2.24  Following due diligence, the final bids received from Carlyle and Permira on 15 July 2002 valued the business within the range £325-£350 million before adjustments. The decline was due to significant changes in forecasts for the Solutions and Estates business (see Figure 4), following the release of year-to-date performance, and due diligence findings relating to expected future capital expenditure requirements. Carlyle's final bid valued QinetiQ at £374million before adjustments. 
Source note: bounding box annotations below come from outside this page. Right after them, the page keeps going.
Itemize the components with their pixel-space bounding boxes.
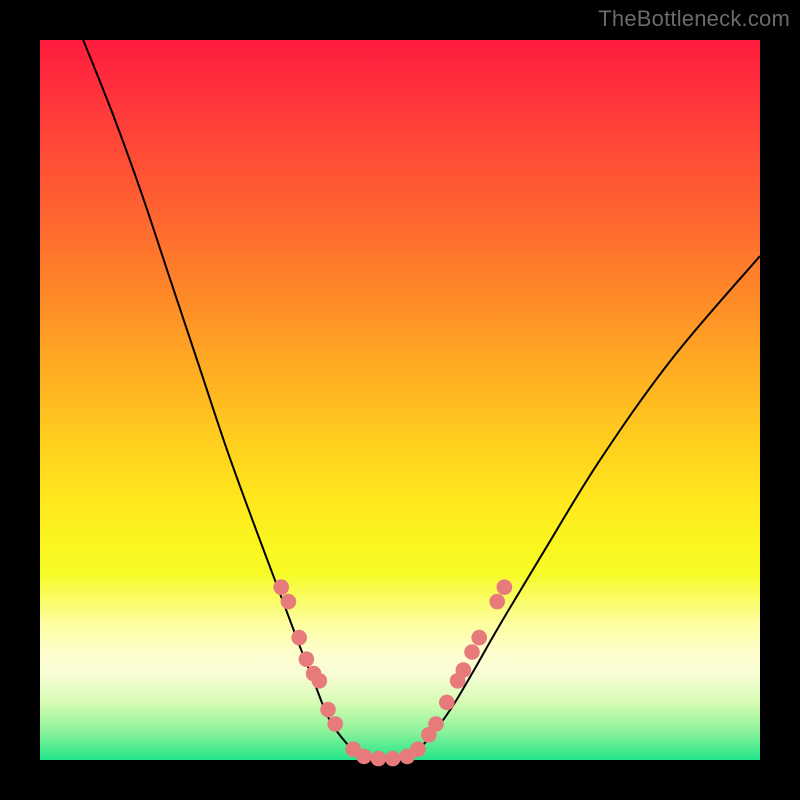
sample-dot [489, 594, 505, 610]
sample-dot [312, 673, 328, 689]
sample-dot [410, 741, 426, 757]
sample-dot [291, 630, 307, 646]
sample-dot [497, 579, 513, 595]
sample-dot [327, 716, 343, 732]
sample-dot [464, 644, 480, 660]
sample-dot [439, 695, 455, 711]
sample-dot [299, 651, 315, 667]
curve-svg [40, 40, 760, 760]
sample-dots-group [273, 579, 512, 766]
sample-dot [456, 662, 472, 678]
bottleneck-curve [83, 40, 760, 761]
plot-area [40, 40, 760, 760]
sample-dot [273, 579, 289, 595]
sample-dot [371, 751, 387, 767]
sample-dot [471, 630, 487, 646]
sample-dot [428, 716, 444, 732]
sample-dot [281, 594, 297, 610]
watermark-text: TheBottleneck.com [598, 6, 790, 32]
sample-dot [320, 702, 336, 718]
sample-dot [385, 751, 401, 767]
sample-dot [356, 749, 372, 765]
chart-frame: TheBottleneck.com [0, 0, 800, 800]
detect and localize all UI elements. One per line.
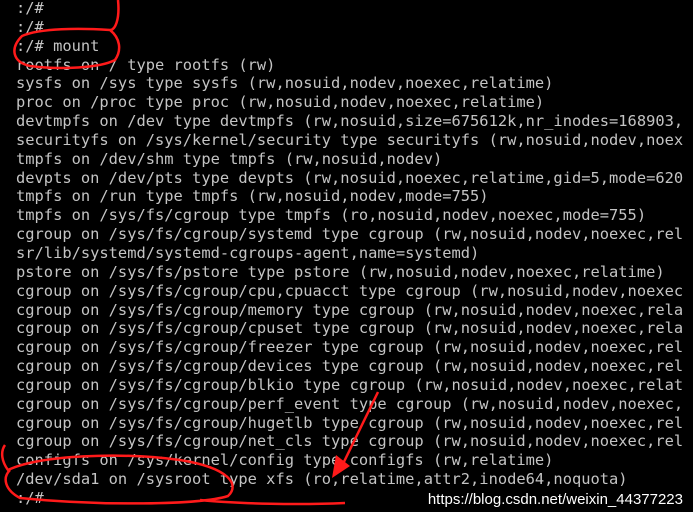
circle-mount-annotation (13, 0, 121, 70)
red-annotations (0, 0, 380, 506)
arrow-annotation (338, 391, 380, 471)
arrow-head-annotation (332, 455, 350, 478)
circle-sysroot-annotation (0, 444, 346, 506)
watermark: https://blog.csdn.net/weixin_44377223 (427, 491, 683, 508)
terminal-screen[interactable]: :/#:/#:/# mount rootfs on / type rootfs (… (0, 0, 693, 512)
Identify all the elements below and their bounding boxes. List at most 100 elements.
2.25  Two price-sensitive commercial issues were still outstanding when Carlyle was appointed preferred bidder in September 2002: QinetiQ's pension fund deficit and the finalisation of the Long Term Partnering Agreement (LTPA) between QinetiQ and the Department. Carlyle were granted an exclusive negotiation period from 3 September 2002 to 30 November 2002 although the Department retained Permira as a reserve bidder to try to maintain an element of competitive tension. The negotiation period with Carlyle was later extended to 2 December 2002, although the deal was not finally completed until 28 February 2003 following delays in signing the LTPA. Over the three months Carlyle were preferred bidder, the value attributed to the business declined to £319 million after Carlyle negotiated reductions of £55 million: £30 million relating to the LTPA and an immediate reduction of £25 million for the deficit in the QinetiQ pension fund. Due to the decision to sell a minority stake, these reductions in the value of the business are equivalent to a £21 million reduction in the value received by the taxpayer from the sale (£11 million relating to the LTPA and £10 million relating to the pension fund deficit). The actual impact of the reductions in value on the proceeds received by the Department is shown in Figure 9 on page 25

2.26  By appointing Carlyle as preferred bidder with price-sensitive issues outstanding, the transaction changed from a competitive to a negotiated process. If the competition had remained open while these issues were being resolved, the other shortlisted bidders could have had sufficient time to submit binding and compliant bids (paragraph 2.11). This could have resulted in improved competitive tension, potentially leading to greater proceeds from the sale. The Department disagrees with this conclusion and notes that Permira did not improve significantly their offer when asked to submit a revised bid (see paragraph 2.12). The Department took advice from UBS Warburg prior to signing the deal with Carlyle that stated that the negotiated adjustments were not such that they materially affected the basis of the competitive process insofar that other bidders would have been likely to act in the same way. The Department and UBS Warburg believe that a delay to the process could have resulted in Carlyle withdrawing from the competition and that greater proceeds could not have been achieved from the sale.